With the rough estimates of the dead from the neighbourhood reaching the thousands, relatives have angrily questioned the way the battle was fought by Iraqi forces and their partners in the US-led military coalition, which carried out air strikes in support. The concerns over civilian casualties have become more urgent as US-backed forces redouble their efforts to defeat the Islamic State in the militants’ final redoubts in Iraq and Syria.
Time after time in Mosul, civilians were killed in a similar, disturbing pattern: Islamic State militants kidnapped families as human shields in houses that served as the fighters’ garrisons. Snipers took up positions on rooftops, firing at Iraqi troops or coalition planes. Then the houses were bombed, sometimes by artillery or air strikes and with little apparent regard for the people inside, relatives and survivors said.
Basements used for shelter became tombs.
No one has said yet how many died here. Even estimates are a secret, closely held by a government sensitive to the charge that it attacked the neighbourhood with terrifying force and not enough care. But there are grim clues.
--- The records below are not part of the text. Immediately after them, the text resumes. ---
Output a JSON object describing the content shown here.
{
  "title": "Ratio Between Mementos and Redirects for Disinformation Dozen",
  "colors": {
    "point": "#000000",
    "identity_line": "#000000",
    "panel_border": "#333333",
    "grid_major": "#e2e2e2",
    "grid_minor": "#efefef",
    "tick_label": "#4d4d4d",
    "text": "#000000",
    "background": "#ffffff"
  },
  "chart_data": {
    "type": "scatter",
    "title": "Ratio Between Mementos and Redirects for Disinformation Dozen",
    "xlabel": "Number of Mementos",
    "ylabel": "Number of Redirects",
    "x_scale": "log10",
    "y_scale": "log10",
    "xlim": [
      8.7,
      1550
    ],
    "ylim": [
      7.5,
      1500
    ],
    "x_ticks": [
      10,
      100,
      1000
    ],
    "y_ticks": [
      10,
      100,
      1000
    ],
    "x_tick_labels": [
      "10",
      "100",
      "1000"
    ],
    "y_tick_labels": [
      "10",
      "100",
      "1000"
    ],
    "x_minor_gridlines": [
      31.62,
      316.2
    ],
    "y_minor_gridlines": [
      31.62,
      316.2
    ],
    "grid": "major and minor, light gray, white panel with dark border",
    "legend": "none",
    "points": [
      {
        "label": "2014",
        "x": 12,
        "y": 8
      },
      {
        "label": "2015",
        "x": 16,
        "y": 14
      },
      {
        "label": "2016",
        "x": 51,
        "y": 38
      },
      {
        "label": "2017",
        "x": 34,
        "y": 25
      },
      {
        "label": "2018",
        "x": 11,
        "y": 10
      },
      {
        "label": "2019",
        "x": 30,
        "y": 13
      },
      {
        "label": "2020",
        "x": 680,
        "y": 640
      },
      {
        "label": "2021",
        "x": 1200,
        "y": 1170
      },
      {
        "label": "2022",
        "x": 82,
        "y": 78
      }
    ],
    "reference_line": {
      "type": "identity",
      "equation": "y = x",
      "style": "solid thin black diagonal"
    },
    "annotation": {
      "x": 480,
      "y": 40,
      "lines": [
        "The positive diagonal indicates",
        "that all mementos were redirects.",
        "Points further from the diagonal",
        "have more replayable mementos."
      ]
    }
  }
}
At the local morgue, nearly 900 names are on a record of bodies pulled mostly from the Old City since June 24, an official there said. Civil defence workers have a list of 300 locations where bodies are waiting to be recovered, and they have reached only a little more than a third of those sites.
In some of the houses, there is one body. In others, there are dozens.
Hundreds of other victims were buried by their relatives during the fighting in gardens or makeshift cemeteries dug in empty lots. The “refrigerators” at the main morgue in Mosul two tractor-trailers parked on a lawn are full.
“Based on our figures,” said one Iraqi official, talking off the record, “there are not enough refrigerators in all of Iraq.”